Эмоциональные качели расшатали Надю основательно. Ночью она пыталась забыться в объятиях шампанского, а что дальше? Повышение градуса, смена веществ? И так до тех пор, пока она не проснется однажды на улице, на замызганной картонке в незнакомом городе, и лишь какой-нибудь добряк швырнет ей монетку на сухари?

С этим надо было заканчивать. И выходя из зала, чтобы проверить, готовы ли столики для автограф-сессии, Надя утвердилась в своем решении пойти к начальству и отказаться от Платона. Сказать ему об этом в лицо, когда он так радовался удачному выступлению? Нет, только не сейчас. Слишком уж счастливым он выглядел, сиял, как отполированный, даже походка пружинила.

– Ну как? – он уселся за столик и посмотрел на Надю как верный пес, который только что выполнил все команды хозяина.

Странный вопрос. Знал же сам, что гениально, как и всегда. Выложился на полную: волосы были еще влажными, словно Платон попал под дождь, а глаза лихорадочно горели.

– Отлично, – Надя не сдержала улыбку.

– Прекрасно! Ве-ли-ко-леп-но! – Как чертик из табакерки, не пойми откуда, выскочил Шульц, вихрем налетел на Платона и принялся трясти его руку. – Прорыв! Катарсис! Мы так благодарны, что вы согласились выступить у нас!

Надя не стала переводить Платону: от Шульца прямо-таки разило восторгом, и только слепоглухонемой не понял бы смысла его восклицаний.

– Спасибо, – по-английски ответил Платон. Уж это-то слово он сумел запомнить.

Надя оставила его наедине с благодарной публикой, а Шульца отвела в сторонку. Не хотела, чтобы Платон усомнился в своем успехе.

– А что с публикой? – понизив голос и стерев с лица улыбку, осведомилась она.

– А что с публикой? – вернул ей вопрос Шульц с искренним недоумением.

– Не было и половины зала! И как быть? Дирекция Музикферайн больше не захочет, чтобы Платон здесь выступал.

– Ах, это… – Шульц поморщился, будто обнаружил волос в тарелке с супом. – Да ничего страшного, поверьте моему опыту. Такое случается. Я же вам говорил: ходит какой-то новый грипп, люди боятся, пресса нагнала паники… Пустяки. Главное – Платон играл замечательно, и все это оценили. Вот видите? – он указал на столик Платона, и Надя обернулась.
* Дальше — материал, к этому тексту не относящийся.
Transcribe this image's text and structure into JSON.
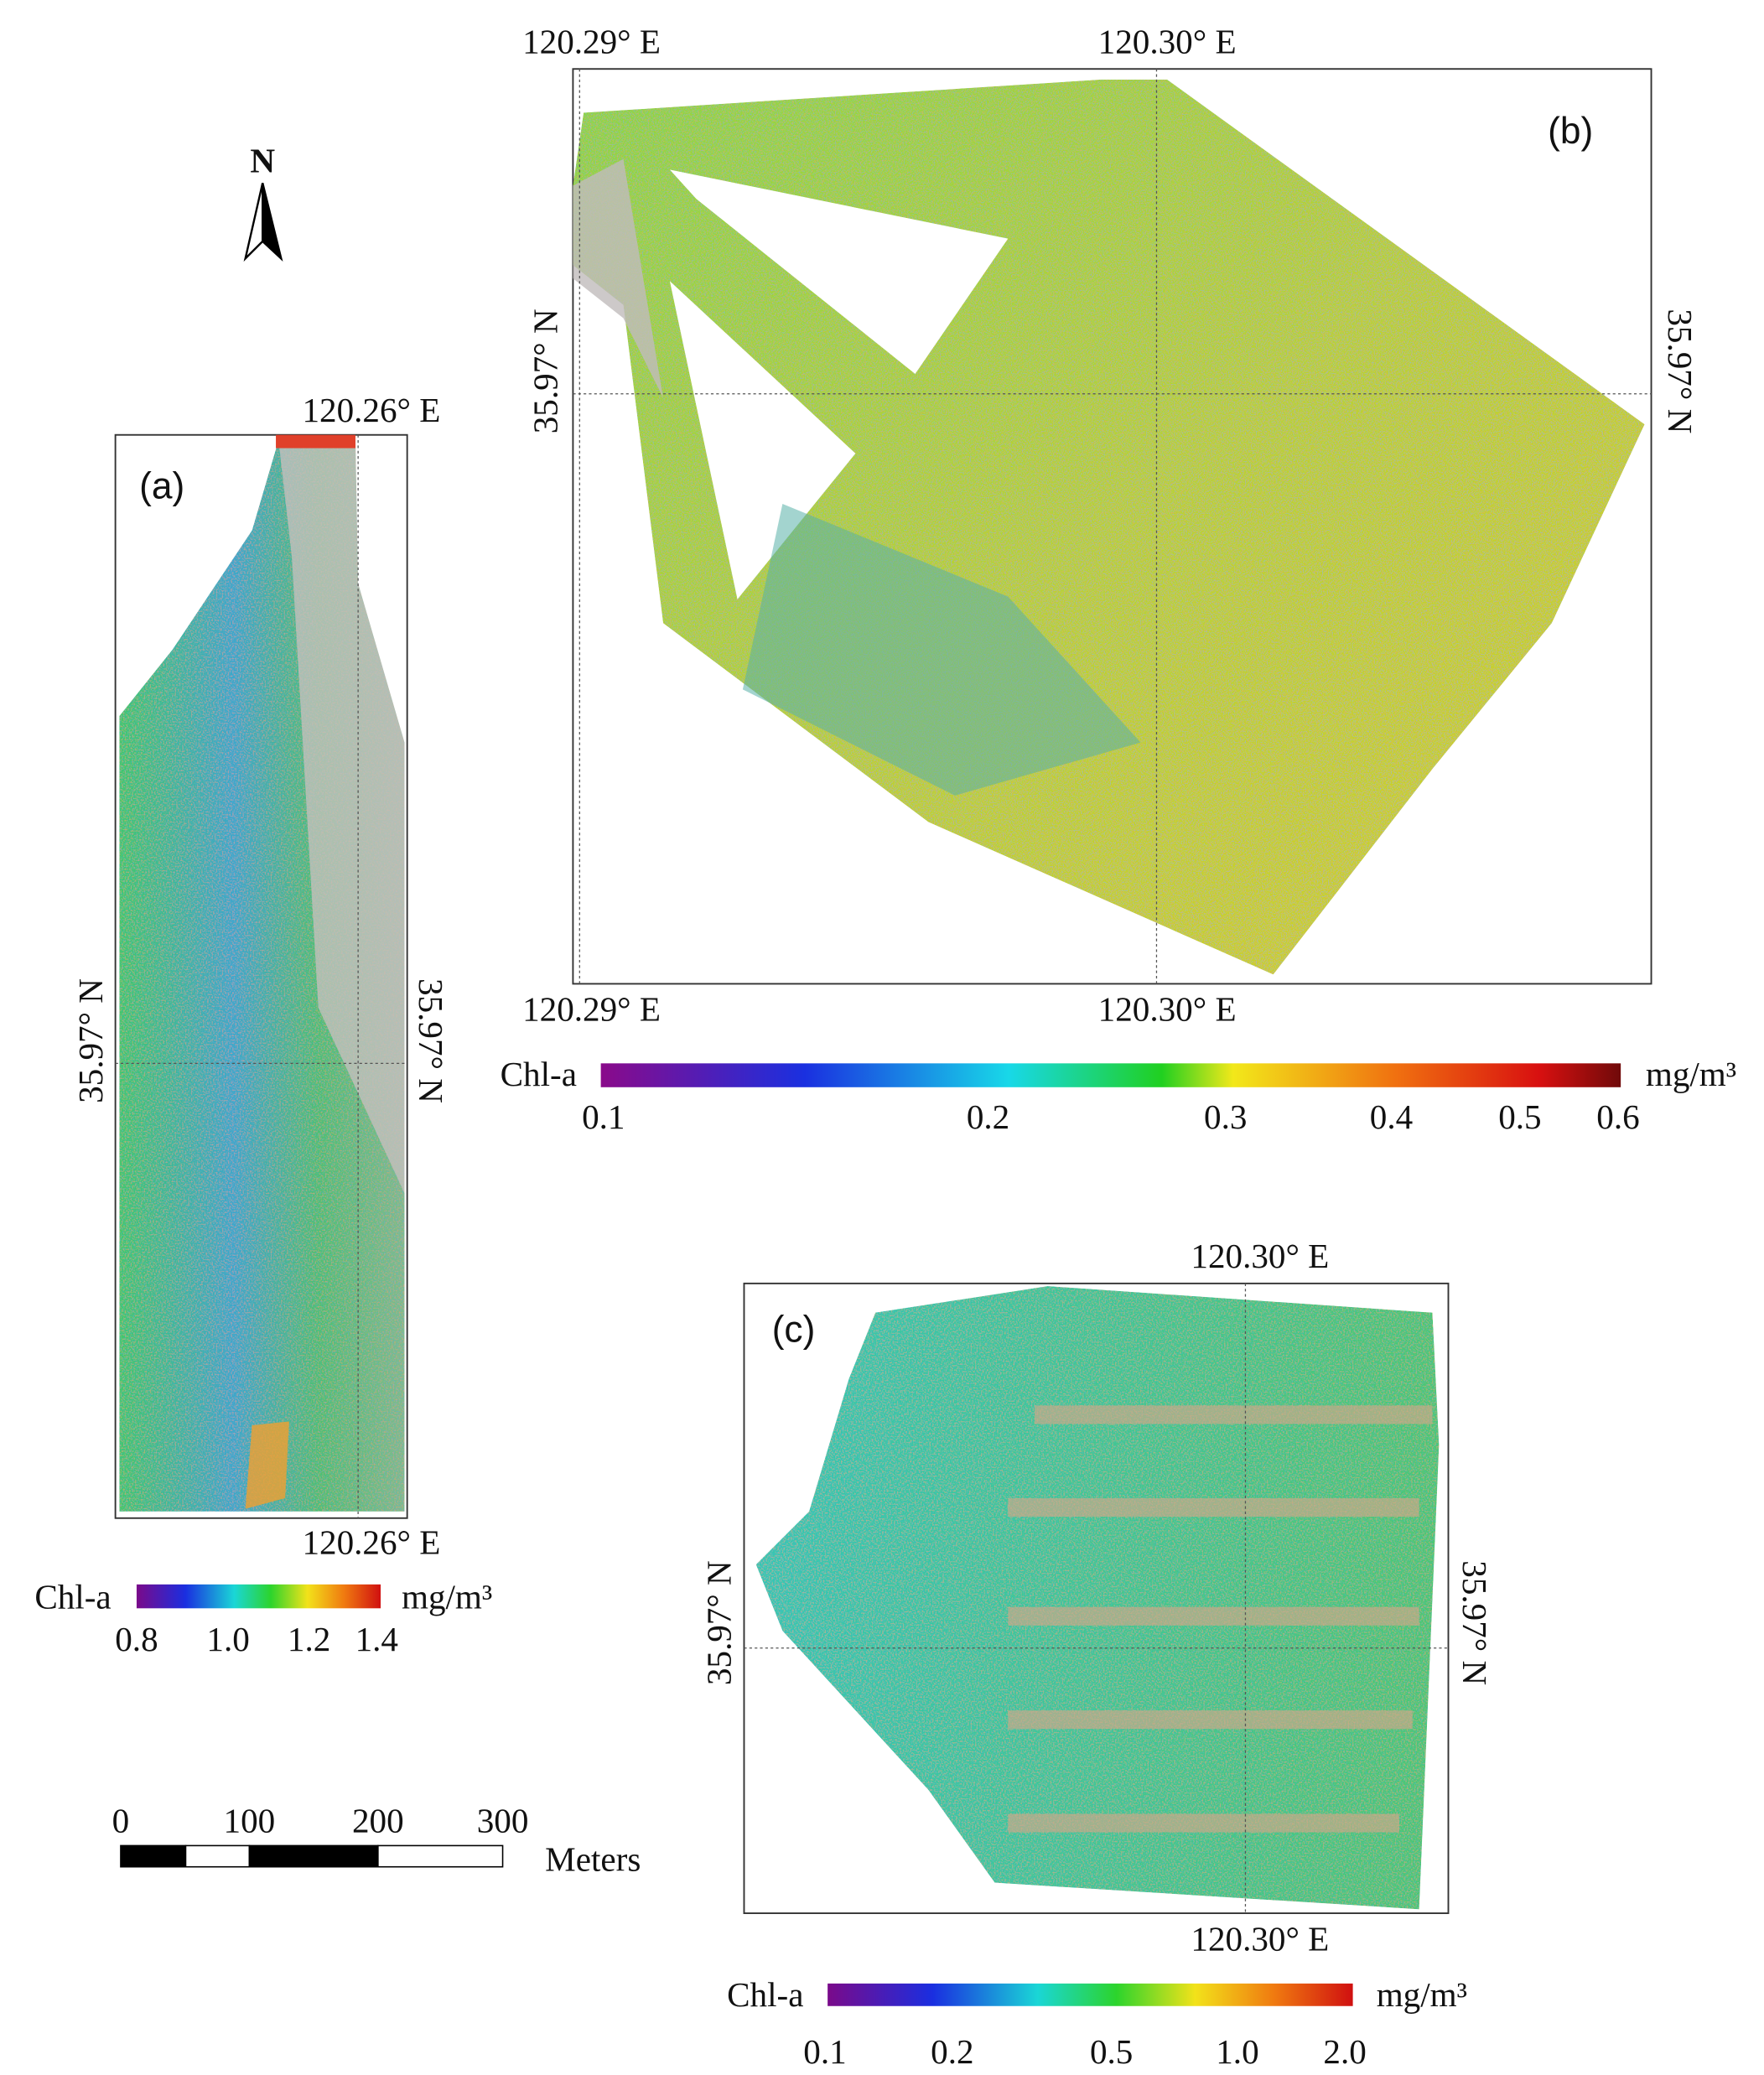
{
  "north_arrow": {
    "label": "N"
  },
  "scale_bar": {
    "ticks": [
      "0",
      "100",
      "200",
      "300"
    ],
    "unit": "Meters"
  },
  "panels": [
    {
      "label": "(a)",
      "lon_top": [
        "120.26° E"
      ],
      "lon_bottom": [
        "120.26° E"
      ],
      "lat_left": "35.97° N",
      "lat_right": "35.97° N",
      "legend": {
        "title": "Chl-a",
        "unit": "mg/m³",
        "ticks": [
          "0.8",
          "1.0",
          "1.2",
          "1.4"
        ]
      }
    },
    {
      "label": "(b)",
      "lon_top": [
        "120.29° E",
        "120.30° E"
      ],
      "lon_bottom": [
        "120.29° E",
        "120.30° E"
      ],
      "lat_left": "35.97° N",
      "lat_right": "35.97° N",
      "legend": {
        "title": "Chl-a",
        "unit": "mg/m³",
        "ticks": [
          "0.1",
          "0.2",
          "0.3",
          "0.4",
          "0.5",
          "0.6"
        ]
      }
    },
    {
      "label": "(c)",
      "lon_top": [
        "120.30° E"
      ],
      "lon_bottom": [
        "120.30° E"
      ],
      "lat_left": "35.97° N",
      "lat_right": "35.97° N",
      "legend": {
        "title": "Chl-a",
        "unit": "mg/m³",
        "ticks": [
          "0.1",
          "0.2",
          "0.5",
          "1.0",
          "2.0"
        ]
      }
    }
  ]
}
К сожалению, ничего утешительного она там не увидела. Только стайку старушек, вспоминающих молодость и безбожно флиртующих с Платоном. Благо, величественные стены Музикферайн не располагали к тому, чтобы просить автограф на нижнем белье, иначе Платону неизбежно пришлось бы расписаться на паре-другой панталонов.

Надя снова устремилась на выручку. Платон, конечно, улыбался своим престарелым поклонницам, но она знала его слишком давно, чтобы сразу считать усталость и напряжение.

– Благодарю вас, автограф-сессия окончена! – возвестила Надя по-английски и по-немецки. – Мы с нетерпением ждем новых встреч.

– Ты спасла меня… – выдохнул Платон, когда Надя препроводила его в гримерку, подальше от кокетливых морщинстых прелестниц. – Одна женщина решила, что я поляк, и стала мне рассказывать, что у ее отца тоже польские корни.

– А, то есть это ты все-таки понял? Успел подтянуть английский?

– Не знаю, как объяснить, – Платон расстегнул рубашку, и Надя отвела взгляд. – Но когда дело касается женщин, я как-то лучше понимаю иностранную речь.

– Даже если эти женщины помнят Вторую мировую?

– А что? Та, с палочкой, была очень даже ничего.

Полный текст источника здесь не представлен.